Budget de la Sécu pour 2014 : la déception de la Mutualité Française

Les députés examinent, en séance publique, le projet de loi de financement de la Sécurité sociale pour 2014 depuis le 22 octobre. Les dispositions sur la fiscalité des contrats santé des complémentaires ou le financement du forfait "médecin traitant", par exemple, suscitent de vives critiques de la Mutualité Française.

Le projet de loi de financement de la Sécurité sociale (PLFSS) pour 2014 est examiné depuis le 22 octobre par l’Assemblée nationale. Dès sa présentation en Conseil des ministres, la Mutualité a regretté que ce budget de la Sécu n’ait pas le "niveau d’ambition" affiché par la stratégie nationale de santé.
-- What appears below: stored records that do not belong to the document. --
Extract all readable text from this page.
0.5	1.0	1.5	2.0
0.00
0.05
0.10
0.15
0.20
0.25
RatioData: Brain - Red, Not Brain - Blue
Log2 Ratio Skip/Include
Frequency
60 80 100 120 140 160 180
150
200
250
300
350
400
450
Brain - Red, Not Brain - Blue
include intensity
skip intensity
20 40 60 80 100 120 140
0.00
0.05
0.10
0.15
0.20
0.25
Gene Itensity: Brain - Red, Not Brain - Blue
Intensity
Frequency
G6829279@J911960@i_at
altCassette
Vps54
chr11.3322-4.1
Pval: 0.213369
Et ce n’est pas le texte issu de la commission des Affaires sociales qui pourra apaiser les critiques du mouvement mutualiste.

Forfait "médecin traitant" : un nouveau dispositif fiscal

Les députés réunis en commission des Affaires sociales ont notamment adopté sans modification l’article 4 du texte, qui fixe les modalités de contribution des organismes de protection complémentaire au financement du forfait "médecin traitant". Les versements prévus par le texte sont de 75 millions d’euros en 2013, puis 150 millions chaque année de 2014 à 2016.
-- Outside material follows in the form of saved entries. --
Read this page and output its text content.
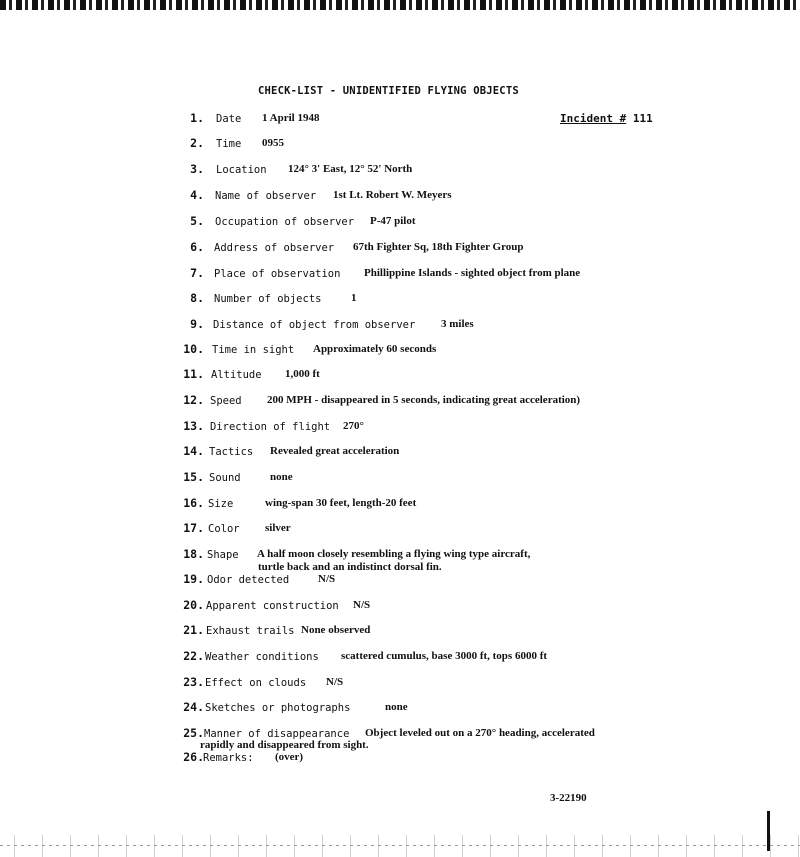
CHECK-LIST - UNIDENTIFIED FLYING OBJECTS
Incident # 111
1. Date 1 April 1948
2. Time 0955
3. Location 124° 3' East, 12° 52' North
4. Name of observer 1st Lt. Robert W. Meyers
5. Occupation of observer P-47 pilot
6. Address of observer 67th Fighter Sq, 18th Fighter Group
7. Place of observation Phillippine Islands - sighted object from plane
8. Number of objects	1
9. Distance of object from observer 3 miles
10. Time in sight Approximately 60 seconds
11. Altitude 1,000 ft
12. Speed 200 MPH - disappeared in 5 seconds, indicating great acceleration)
13. Direction of flight 270°
14. Tactics Revealed great acceleration
15. Sound	none
16. Size	wing-span 30 feet, length-20 feet
17. Color silver
18. Shape A half moon closely resembling a flying wing type aircraft,
turtle back and an indistinct dorsal fin.
19. Odor detected	N/S
20. Apparent construction N/S
21. Exhaust trails None observed
22. Weather conditions scattered cumulus, base 3000 ft, tops 6000 ft
23. Effect on clouds N/S
24. Sketches or photographs	none
25. Manner of disappearance Object leveled out on a 270° heading, accelerated
rapidly and disappeared from sight.
26. Remarks: (over)
3-22190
Pour la Mutualité Française, ce "nouveau dispositif fiscal" viendra, une fois de plus, alourdir les charges des mutuelles, ce qui pourrait peser sur les cotisations des adhérents et ainsi renchérir le coût d’une couverture complémentaire pourtant indispensable à l’accès aux soins.

Les contrats non responsables taxés davantage

La Mutualité Française déplore également que le gouvernement n’ait pas intégré dans le PLFSS une disposition réduisant la fiscalité des contrats solidaires et responsables des complémentaires santé. Or, relève-t-elle, "la régulation du marché des complémentaires exige un écart significatif de la fiscalité applicable aux contrats responsables et non responsables".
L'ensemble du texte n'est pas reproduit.